Wednesday, May 27, 2009

Back on the fringe, again

Published in Mindanao Times 06/02/09

Davao City’s problem on human rights has been around for a long time now, but one that’s often left unnoticed. Fortunately, it was pulled out on the fringe and brought into the mainstream when the Commission on Human Rights (CHR) launched a widely publicized public inquiry on the unchecked killings. But from the looks of it, it seems to be back again to where it was before: on the fringe.

Just two months ago, when the CHR came here to investigate the series of killings in the city allegedly done by the Davao Death Squad (DDS), Davao City became the talk of the town. National broadsheets ran headlines regarding the CHR investigation. Newspaper columnists and cartoonists, human rights advocate and full fledged activists, street philosophers and street sweepers also joined the fray.

Times have changed. All this fuss about what CHR Chair Leila de Lima called the “most audacious human rights violation of our times” seems to have died down. The issue on extrajudicial killings, once the topic that preoccupied us, is now gone from the public mind. Except for some media outlets that still report the continuing investigation of the CHR, the rest is back to business as usual.

This is appalling because, as Kenneth Roth, Director of the New York-based Human Rights Watch, said, “To defend human rights effectively, you got to stick with an issue. If you just sort of put up a protest and go home, the governments could figure out that they could weather that issue, and then proceed as they always did.”

Despite Davao City’s standing as a premier city in Southern Mindanao, it continues to be hounded by its battered human rights record. And over the years, there have been no signs of improvement. In fact, reports released by international human rights watchdogs show just how worse the situation has gotten.

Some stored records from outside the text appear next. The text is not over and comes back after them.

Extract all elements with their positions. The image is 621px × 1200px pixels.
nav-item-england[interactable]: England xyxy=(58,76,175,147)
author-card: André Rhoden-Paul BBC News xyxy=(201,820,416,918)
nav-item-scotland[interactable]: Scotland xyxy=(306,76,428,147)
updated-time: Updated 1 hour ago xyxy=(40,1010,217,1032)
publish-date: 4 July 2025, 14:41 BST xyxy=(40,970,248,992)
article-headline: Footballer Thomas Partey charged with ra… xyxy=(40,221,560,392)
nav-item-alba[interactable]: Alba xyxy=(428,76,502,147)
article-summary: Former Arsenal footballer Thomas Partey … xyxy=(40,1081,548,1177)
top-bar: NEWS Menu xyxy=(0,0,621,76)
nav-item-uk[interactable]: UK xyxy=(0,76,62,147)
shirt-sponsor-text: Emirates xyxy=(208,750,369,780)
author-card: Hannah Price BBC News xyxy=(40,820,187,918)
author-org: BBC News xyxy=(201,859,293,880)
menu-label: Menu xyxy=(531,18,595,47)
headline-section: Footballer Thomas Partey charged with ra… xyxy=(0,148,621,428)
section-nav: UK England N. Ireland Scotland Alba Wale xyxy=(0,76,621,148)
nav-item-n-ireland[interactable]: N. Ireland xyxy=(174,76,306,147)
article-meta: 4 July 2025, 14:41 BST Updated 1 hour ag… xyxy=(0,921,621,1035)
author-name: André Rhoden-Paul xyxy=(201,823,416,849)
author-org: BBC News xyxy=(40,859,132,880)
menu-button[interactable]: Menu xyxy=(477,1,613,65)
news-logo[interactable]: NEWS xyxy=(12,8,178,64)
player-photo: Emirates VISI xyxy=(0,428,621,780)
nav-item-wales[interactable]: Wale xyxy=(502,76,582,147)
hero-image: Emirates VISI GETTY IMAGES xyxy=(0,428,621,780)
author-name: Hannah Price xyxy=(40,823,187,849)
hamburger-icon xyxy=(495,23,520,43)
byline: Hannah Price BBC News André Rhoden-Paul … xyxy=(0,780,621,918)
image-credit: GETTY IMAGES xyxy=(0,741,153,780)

Back in 2007, Philip Alston, a professor of law at New York University and Special Rapporteur of the United Nations Human Rights Council on extrajudicial, visited the Philippines to investigate the rampant extra-judicial killings in the country. After spending ten days in the country in February 2007, he submitted a report that came to be known as simply the Alston Report.

In it, Prof. Alston noted, “Since 1998 when civil society organizations began keeping careful records, over 500 people have been killed by the death squad. Up until 2006, these victims were generally shot; since then, stabbings have become more common.” Prof. Alston was convinced these killings are officially-sanctioned. “No one involved covers his face,” he said. “The men who warn mothers that their children will be the next to die unless they make themselves scarce turn up on doorsteps undisguised. The men who gun down or, and this is becoming more common, knife children in the streets almost never cover their faces. In fact, for these killers to wear “bonnets” is so nearly unheard of that the witnesses I interviewed did not think to mention the fact until I asked.”

How the DDS operate was yet unclear until a report from Human Rights Watch (HRW) — “You Can Die Anytime: Death Squad Killings in Mindanao” — came. Billed as the most detailed account on the workings of the DDS, the HRW report backed up Prof. Alston’s earlier claims. Based on detailed, internally consistent, and credible accounts, the HRW report described the membership, structure, and equipment of DDS; how the recruitment and training are done; how the targets are identified; how the death squad operates; how it is financed; how and why death squad members themselves are killed.

Yet denials by local government officials and police and military officers abound. They dismissed the claim that DDS exists as a figment of someone else’s imagination. These killings, in the words of one police officer, could be the works of “gangs, syndicated crime groups, and communists.” But people believed otherwise.

Davaoeños are well aware that there can only be one group responsible for the deaths of hundreds of alleged criminals: DDS. If they are not outraged, it is because, as Roth put it, they find “the need for such brutality in approaching the nation’s crime problem.” “But,” Roth adds, “it’s not only wrong to summarily take someone’s life; it’s also extraordinarily dangerous.”

The issue on extrajudicial killings has dragged on for years. It’s hard to tell for sure when it will end. As we search for ways out of this quagmire, perhaps the best thing to do is to acknowledge first that DDS does exist; that this organized group is bent on wiping criminals—suspected or otherwise—off the face of the earth. And for those who think this is just all right since the benefits far outweigh the costs anyway, think again. As Roth said:

“Contrary to expectations, the Davao Death Squad has not reduced crime. In the decade since it began operating, crime in Davao City has mushroomed ten times faster than the population. That’s not surprising, since contempt for the law breeds further lawlessness.

“Moreover, once the police start playing God, the temptation becomes enormous for them to expand the class of victims. Today, the city’s supposed low-life; tomorrow, political or personal enemies. As Latin America of the 1980s showed, the business of death squads can consume a country, creating an environment where no one is safe.”